Once you run your experiment and collect the data, you leave the realm of science and move into the engineering- how to apply what you learned to the task at hand. Both fields require that you interview the end user, whether that is a person receiving a pacemaker implant or an operator of an industrial manufacturing plant. Both require using probability and statistics and math in general to scale up your work. And both require collaborative design, working in a team and making adjustments as you go.

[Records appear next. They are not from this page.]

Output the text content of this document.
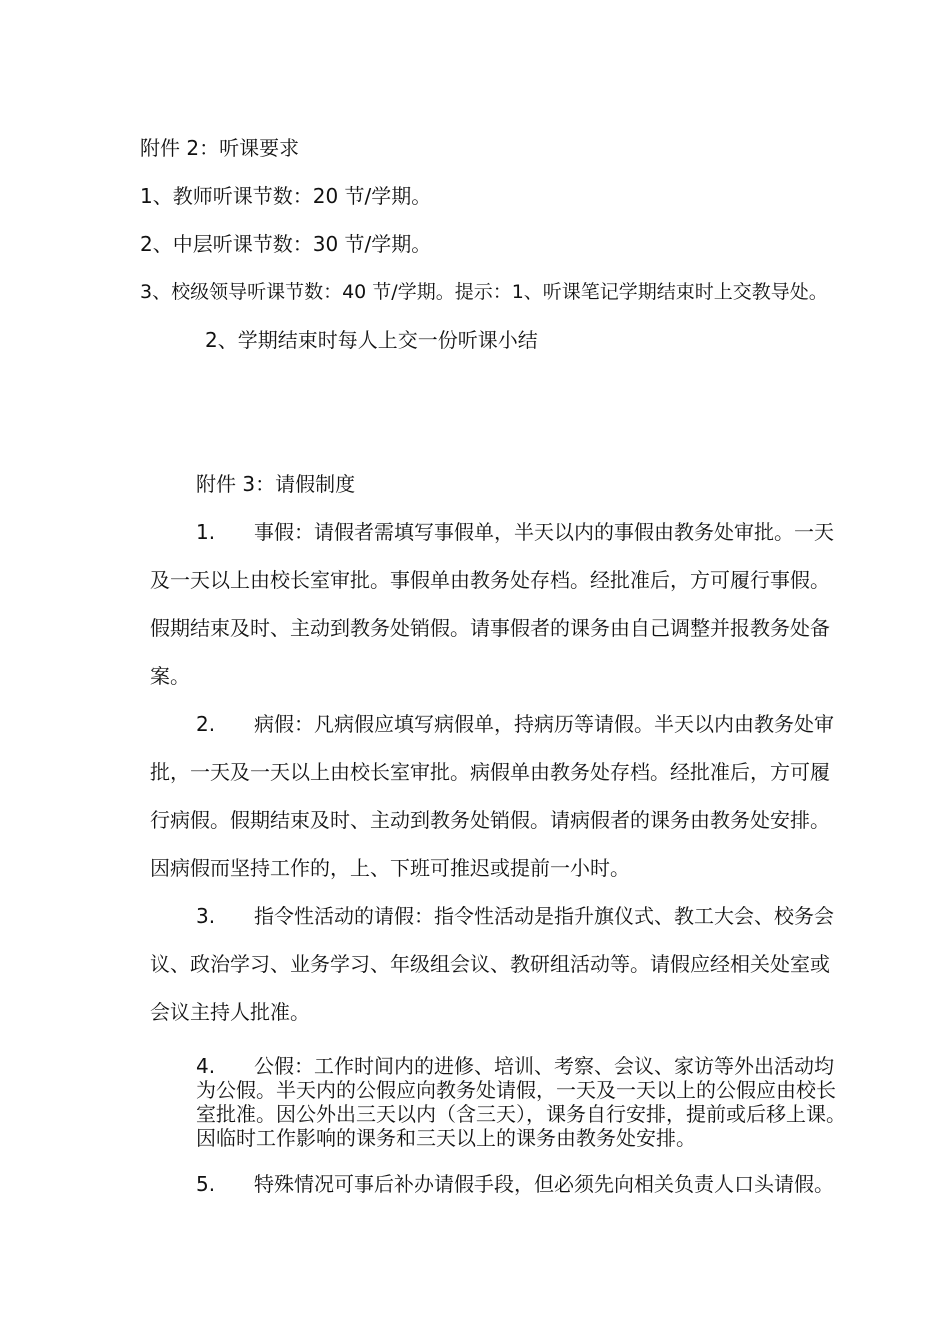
附件 2：听课要求
1、教师听课节数：20 节/学期。
2、中层听课节数：30 节/学期。
3、校级领导听课节数：40 节/学期。提示：1、听课笔记学期结束时上交教导处。
2、学期结束时每人上交一份听课小结
附件 3：请假制度
1.	事假：请假者需填写事假单，半天以内的事假由教务处审批。一天
及一天以上由校长室审批。事假单由教务处存档。经批准后，方可履行事假。
假期结束及时、主动到教务处销假。请事假者的课务由自己调整并报教务处备
案。
2.	病假：凡病假应填写病假单，持病历等请假。半天以内由教务处审
批，一天及一天以上由校长室审批。病假单由教务处存档。经批准后，方可履
行病假。假期结束及时、主动到教务处销假。请病假者的课务由教务处安排。
因病假而坚持工作的，上、下班可推迟或提前一小时。
3.	指令性活动的请假：指令性活动是指升旗仪式、教工大会、校务会
议、政治学习、业务学习、年级组会议、教研组活动等。请假应经相关处室或
会议主持人批准。
4.	公假：工作时间内的进修、培训、考察、会议、家访等外出活动均
为公假。半天内的公假应向教务处请假，一天及一天以上的公假应由校长
室批准。因公外出三天以内（含三天），课务自行安排，提前或后移上课。
因临时工作影响的课务和三天以上的课务由教务处安排。
5. 特殊情况可事后补办请假手段，但必须先向相关负责人口头请假。
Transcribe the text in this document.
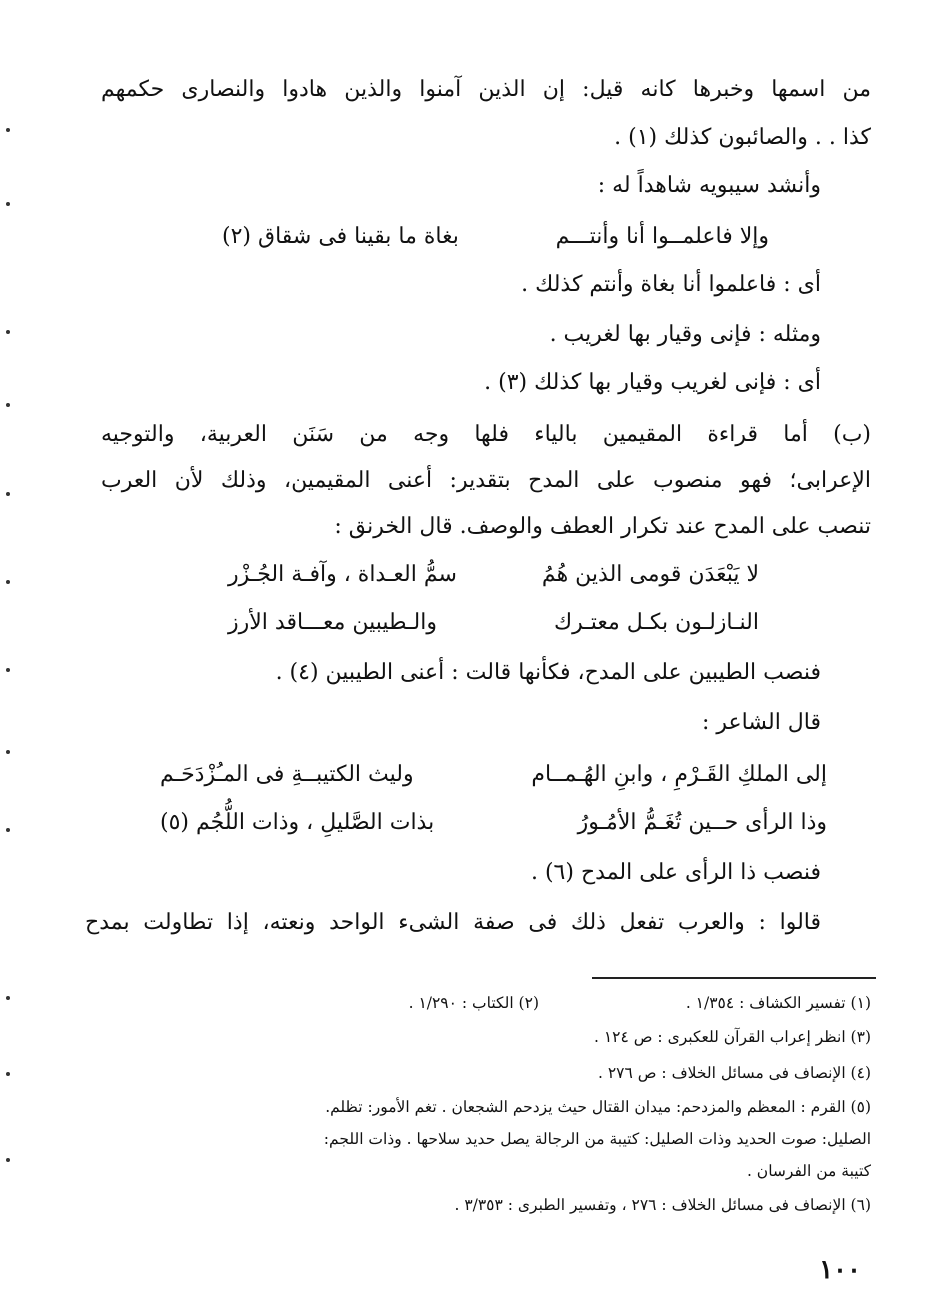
من اسمها وخبرها كانه قيل: إن الذين آمنوا والذين هادوا والنصارى حكمهم
كذا . . والصائبون كذلك (١) .
وأنشد سيبويه شاهداً له :
وإلا فاعلمــوا أنا وأنتـــم
بغاة ما بقينا فى شقاق (٢)
أى : فاعلموا أنا بغاة وأنتم كذلك .
ومثله : فإنى وقيار بها لغريب .
أى : فإنى لغريب وقيار بها كذلك (٣) .
(ب) أما قراءة المقيمين بالياء فلها وجه من سَنَن العربية، والتوجيه
الإعرابى؛ فهو منصوب على المدح بتقدير: أعنى المقيمين، وذلك لأن العرب
تنصب على المدح عند تكرار العطف والوصف. قال الخرنق :
لا يَبْعَدَن قومى الذين هُمُ
سمُّ العـداة ، وآفـة الجُـزْر
النـازلـون بكـل معتـرك
والـطيبين معـــاقد الأرز
فنصب الطيبين على المدح، فكأنها قالت : أعنى الطيبين (٤) .
قال الشاعر :
إلى الملكِ القَـرْمِ ، وابنِ الهُـمــام
وليث الكتيبــةِ فى المـُزْدَحَـم
وذا الرأى حــين تُغَـمُّ الأمُـورُ
بذات الصَّليلِ ، وذات اللُّجُم (٥)
فنصب ذا الرأى على المدح (٦) .
قالوا : والعرب تفعل ذلك فى صفة الشىء الواحد ونعته، إذا تطاولت بمدح
(١) تفسير الكشاف : ١/٣٥٤ .
(٢) الكتاب : ١/٢٩٠ .
(٣) انظر إعراب القرآن للعكبرى : ص ١٢٤ .
(٤) الإنصاف فى مسائل الخلاف : ص ٢٧٦ .
(٥) القرم : المعظم والمزدحم: ميدان القتال حيث يزدحم الشجعان . تغم الأمور: تظلم.
الصليل: صوت الحديد وذات الصليل: كتيبة من الرجالة يصل حديد سلاحها . وذات اللجم:
كتيبة من الفرسان .
(٦) الإنصاف فى مسائل الخلاف : ٢٧٦ ، وتفسير الطبرى : ٣/٣٥٣ .
١٠٠
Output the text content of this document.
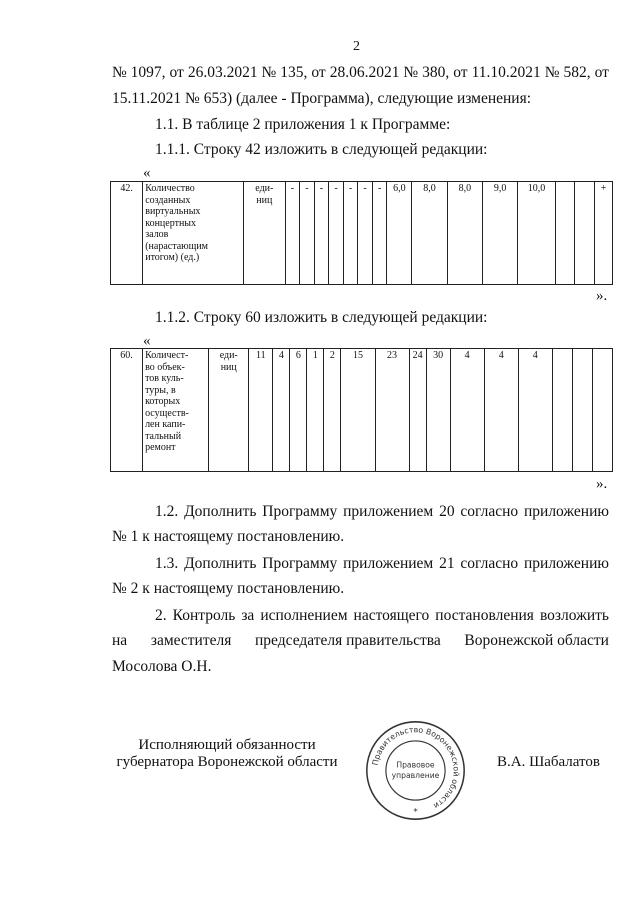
2
№ 1097, от 26.03.2021 № 135, от 28.06.2021 № 380, от 11.10.2021 № 582, от
15.11.2021 № 653) (далее - Программа), следующие изменения:
1.1. В таблице 2 приложения 1 к Программе:
1.1.1. Строку 42 изложить в следующей редакции:
«
42.	Количество
созданных
виртуальных
концертных
залов
(нарастающим
итогом) (ед.)	еди-
ниц	-	-	-	-	-	-	-	6,0	8,0	8,0	9,0	10,0			+
».
1.1.2. Строку 60 изложить в следующей редакции:
«
60.	Количест-
во объек-
тов куль-
туры, в
которых
осуществ-
лен капи-
тальный
ремонт	еди-
ниц	11	4	6	1	2	15	23	24	30	4	4	4			
».
1.2. Дополнить Программу приложением 20 согласно приложению
№ 1 к настоящему постановлению.
1.3. Дополнить Программу приложением 21 согласно приложению
№ 2 к настоящему постановлению.
2. Контроль за исполнением настоящего постановления возложить
на заместителя председателя правительства Воронежской области
Мосолова О.Н.
Исполняющий обязанности
губернатора Воронежской области	Правительство Воронежской области
Правовое
управление
*
В.А. Шабалатов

As far as differences, biomedical is more closely associated with mechanical engineering if you are doing product design, like making implants or pacemakers, so think more hands on and interactive and building things. Often, unless you are doing DNA splicing or blood transfusion work, you are trying to make a product that can apply in most human bodies. In chemical engineering, you do a lot of math and understanding chemical properties and how they will interact in specific scenarios, such as at a plant, in a river, in a battery. In this closed system, what happens if I add an amount of X to an amount of Y. I would say you are more likely to spend your day in a lab or office environment as a biomedical engineer, though you may find yourself in a university or a hospital. As a chemical engineer, you may spend your day on site in a facility that makes a product (paper, power, plastic, water treatment, etc.) but could also be in a lab or office.

I think there is some overlap and an education in either will prepare you to solve problems at a micro-scale using niche scientific expertise. To help you decide, I recommend you think about some the applications that get you excited-is it building every-day products that anyone could use in their homes, or building life-saving products for people with rare illnesses? Also think about reaching out to people who do those jobs.

Some companies to look into: Boston Scientific, Kimberly-Clarke, GE Healthcare for Biomedical; Exxon Mobile, Sandia National Labs (and other National Labs), Nestle.